The origins of the songs in many cases were determined by Fletcher Collins who field-recorded hundreds of them starting in the thirties - yes, the thirties. Three hundred of them are now in the Library of Congress' Archive of American Folksong.
Custer La Rue is a well-known soprano with a voice that somehow "nicely fits the type of songs sung here". In addition to a number of unaccompanied solo albums she and the Baltimore Consort (or members of the Consort) have recorded together at least ten times so far. The arrangements are sparse and approximately a third of the songs are performed without any accompaniment, a third with only Ronn McFarlane on the lute and the other third adds either or both Mary Anne Ballard and Mark Cudek playing either the bass or treble viol and a few times the cittern. What in the world the cittern is doing here I can not guess. Popular in the fifteen and sixteen hundreds, reference books say it had died out before the nineteen hundreds; precursor of the guitar, it was an important and popular instrument of the Renaissance period, and that is a long, long time ago.
Often there are stories behind these songs and at times the songs are simply sung stories. Many of the songs were passed down from person to person or from singer to singer and not always written down until more recently. Even then they may have simply been recorded, as mentioned previously by Fletcher Collins, or others, to preserve another part of our heritage. In this case that is the folk music heritage of the United States' Appalachian area. Since this is a bit difficult to describe or perhaps to understand, I am going to exactly copy the forward or story behind a song and then copy the words of a (different) song - a short one to keep it brief while giving you ideas of what is going on here:
Lady Gay (The Wife of Usher's Well)
Text as sung by Mrs. I.K. Flannery, Berea, Kentucky, May 30, 1917 and by Mr. Nathaniel Morris, Harriston, Virginia, October 13, 1935. TUNE as sung by Mrs. Minnie Poke, Wasioto, Kentucky, May 1, 1917 and by Mrs. Fred Hite Thaxton, Virginia, October 13, 1936.
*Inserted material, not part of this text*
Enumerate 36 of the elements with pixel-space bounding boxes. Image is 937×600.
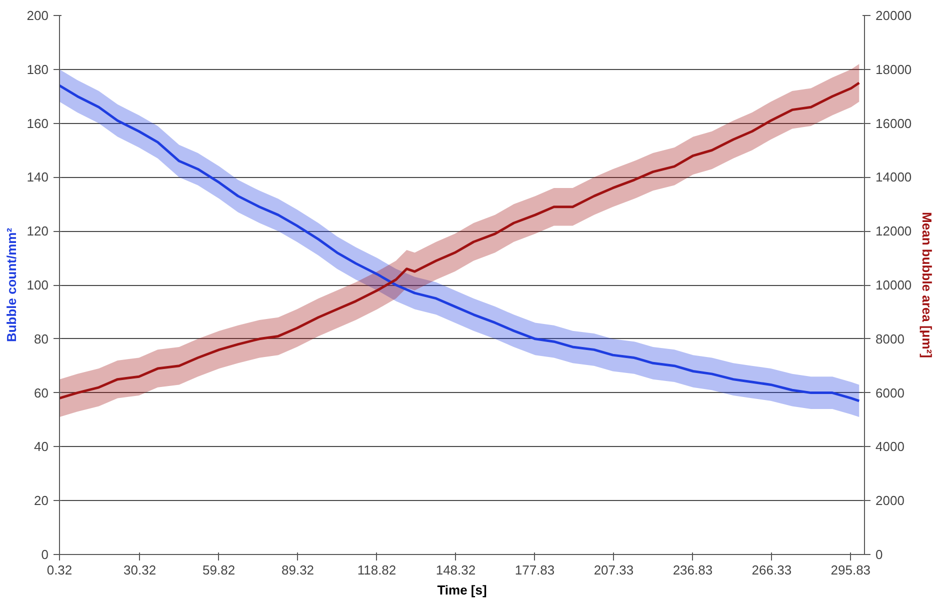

There are dozens of collected versions of this song; Bronson, in The Traditional Tunes to the Child Ballads, has seventy-nine. There is, however, only one basic melody for this ballad. Now I will quote the words for one of the songs (I am doing this because most of you have never heard even one of them):
The Lady and the Dragoon
There was a little soldier, just lately come from war.
The sound quality suits the music and performers quite well. Overall it is tight and clean and not the least bit overblown, rather intimate is an appropriate description. This was done as a 20-bit recording and released before Dorian went to their new xCD series done in 24-bit format.